Niet alleen erkende bodembeheerorganisaties, maar ook erkende tussentijdse opslagplaatsen, erkende centra voor grondreiniging en erkende inrichtingen voor de behandeling van bagger- en ruimingsspecie kunnen bodembeheerrapporten afleveren. Deze laatsten leveren echter enkel een bodembeheerrapport af voor de bodemmaterialen die ze zelf verhandelen.
Het is niet verplicht om vooraf een technisch verslag op te stellen. U kunt de uitgegraven bodem eerst afvoeren naar een tijdelijke opslagplaats. De uitbater van de opslagplaats neemt dan de verplichting tot opmaak van het technisch verslag van u over en zorgt voor de verdere opvolging van de traceerbaarheidsprocedure. Het is in dit geval wel belangrijk dat u het transport van de uitgegraven bodem naar de opslagplaats meldt aan een erkende bodembeheerorganisatie.
Wat mag u verwachten op de plaats van gebruik?
De aannemer die de bodemmaterialen aanvoert en gebruikt moet aantonen dat hij voldoet aan de regeling. U kunt voor het begin van de werken aan de aannemer vragen dat hij het nodige doet. Voor grotere werken zal hij dus steeds een bodembeheerrapport moeten kunnen voorleggen na uitvoering van de werken. Enkel als het bodemmateriaal afkomstig is van een niet-verdachte grond en er is minder dan 250m³ bodem uitgegraven of geruimd dan heeft hij geen wettelijke verplichtingen in het kader van de grondverzetsregeling en moet hij geen bodembeheerrapport ter beschikking hebben.
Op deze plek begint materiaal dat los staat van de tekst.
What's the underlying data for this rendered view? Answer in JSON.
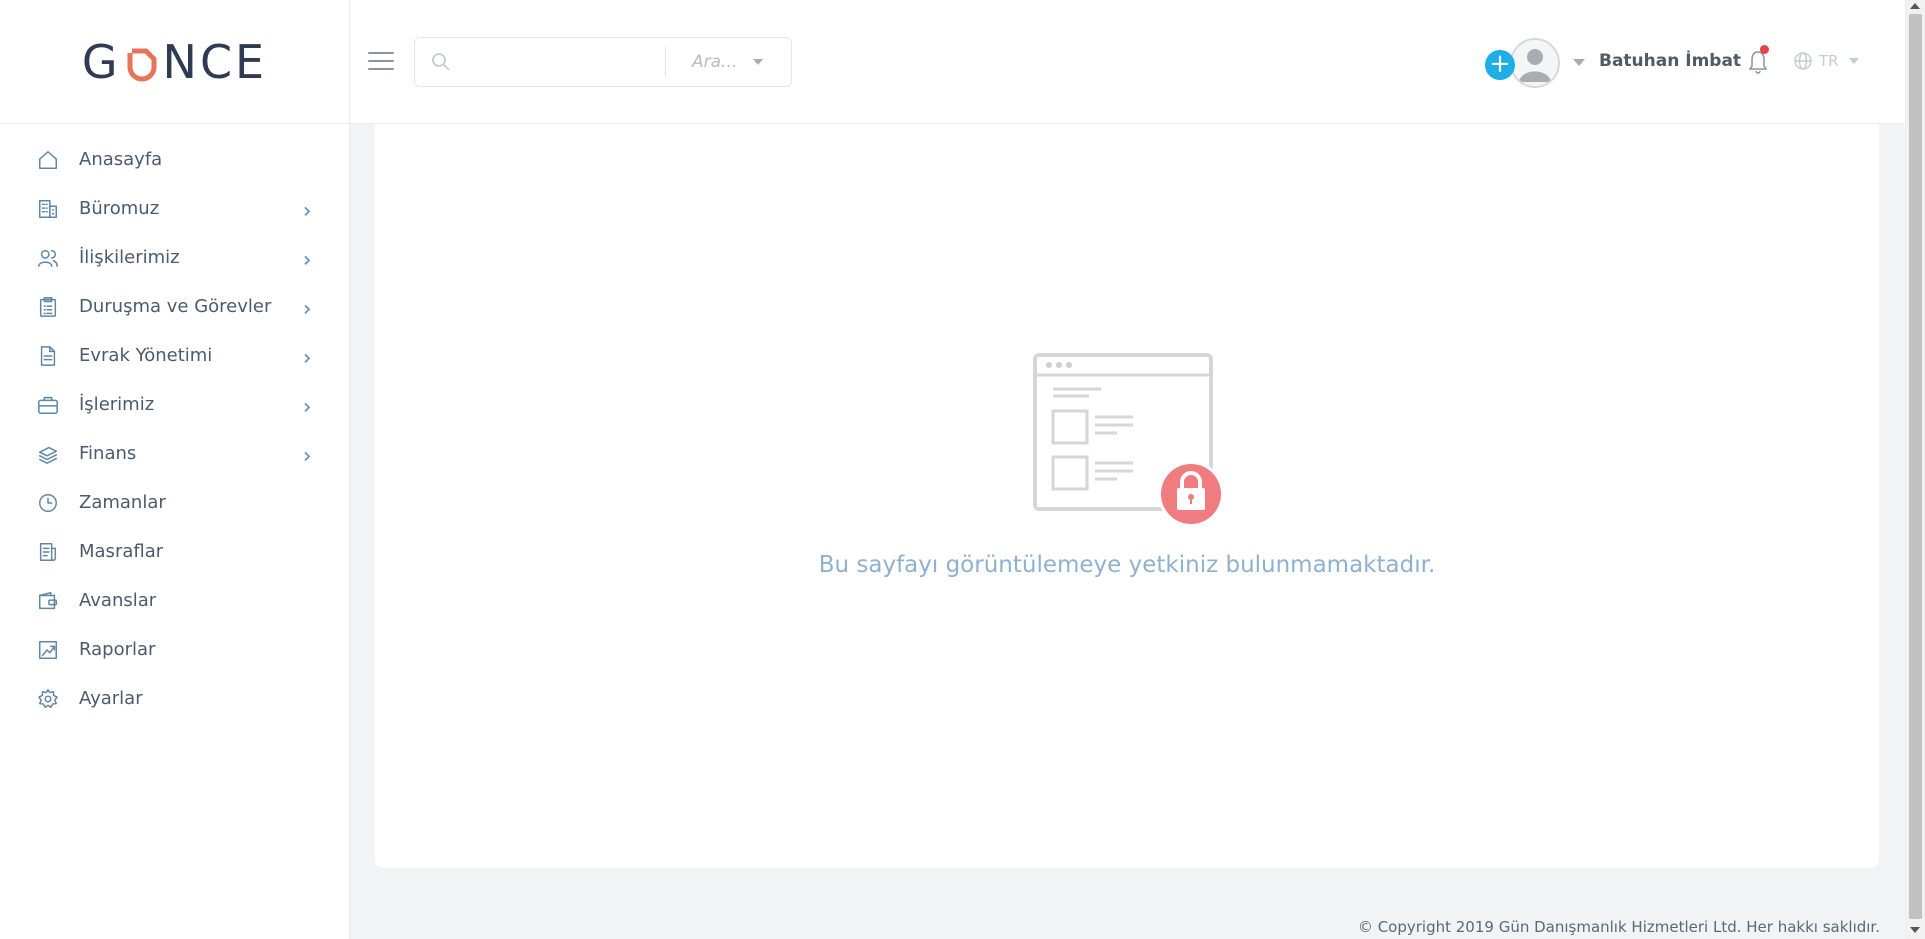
{
  "brand": {
    "logo_text_left": "G",
    "logo_text_right": "NCE",
    "logo_accent_color": "#e8735a",
    "logo_color": "#2f3b52"
  },
  "sidebar": {
    "items": [
      {
        "label": "Anasayfa",
        "icon": "home-icon",
        "has_submenu": false
      },
      {
        "label": "Büromuz",
        "icon": "building-icon",
        "has_submenu": true
      },
      {
        "label": "İlişkilerimiz",
        "icon": "users-icon",
        "has_submenu": true
      },
      {
        "label": "Duruşma ve Görevler",
        "icon": "clipboard-list-icon",
        "has_submenu": true
      },
      {
        "label": "Evrak Yönetimi",
        "icon": "document-icon",
        "has_submenu": true
      },
      {
        "label": "İşlerimiz",
        "icon": "briefcase-icon",
        "has_submenu": true
      },
      {
        "label": "Finans",
        "icon": "money-stack-icon",
        "has_submenu": true
      },
      {
        "label": "Zamanlar",
        "icon": "clock-icon",
        "has_submenu": false
      },
      {
        "label": "Masraflar",
        "icon": "receipt-icon",
        "has_submenu": false
      },
      {
        "label": "Avanslar",
        "icon": "wallet-icon",
        "has_submenu": false
      },
      {
        "label": "Raporlar",
        "icon": "chart-report-icon",
        "has_submenu": false
      },
      {
        "label": "Ayarlar",
        "icon": "gear-icon",
        "has_submenu": false
      }
    ]
  },
  "header": {
    "search": {
      "placeholder": "",
      "filter_label": "Ara..."
    },
    "add_button_label": "+",
    "user_name": "Batuhan İmbat",
    "language": "TR",
    "notification_dot_color": "#e8404b",
    "add_button_color": "#1dade7"
  },
  "main": {
    "message": "Bu sayfayı görüntülemeye yetkiniz bulunmamaktadır.",
    "message_color": "#8fb1d1",
    "lock_color": "#f07c80"
  },
  "footer": {
    "copyright": "© Copyright 2019 Gün Danışmanlık Hizmetleri Ltd. Her hakkı saklıdır."
  }
}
Het schema om na te gaan of er een technisch verslag moet zijn voor het aangevoerde bodemmateriaal vindt u hier.
Wat doet de aannemer?
Iedereen die bodemmaterialen vervoert met een voertuigcombinatie van meer dan 3,5 ton moet dit melden aan de bodembeheerorganisatie.
Als er een technisch verslag moet worden opgemaakt, moet de aannemer steeds de traceerbaarheidsprocedure volgen als hij het bodemmateriaal wilt gebruiken. Door de traceerbaarheidsprocedure worden de belangrijkste stappen in het grondverzet (van kwaliteitsbepaling over uitgraving tot levering van de uitgegraven bodem) gecontroleerd. Hierdoor krijgt de ontvanger of eindgebruiker van de uitgegraven bodem een garantie over de kwaliteit van de aangevoerde bodemmaterialen.
- De aannemer bezorgt de administratieve en andere noodzakelijke gegevens aan de erkende bodembeheerorganisatie grondbank vzw of grondwijzer vzw (erkende tussentijdse opslagplaats of erkende grondreinigingscentrum): definitief afgravingsplan, plaats bestemming uitgegraven bodem.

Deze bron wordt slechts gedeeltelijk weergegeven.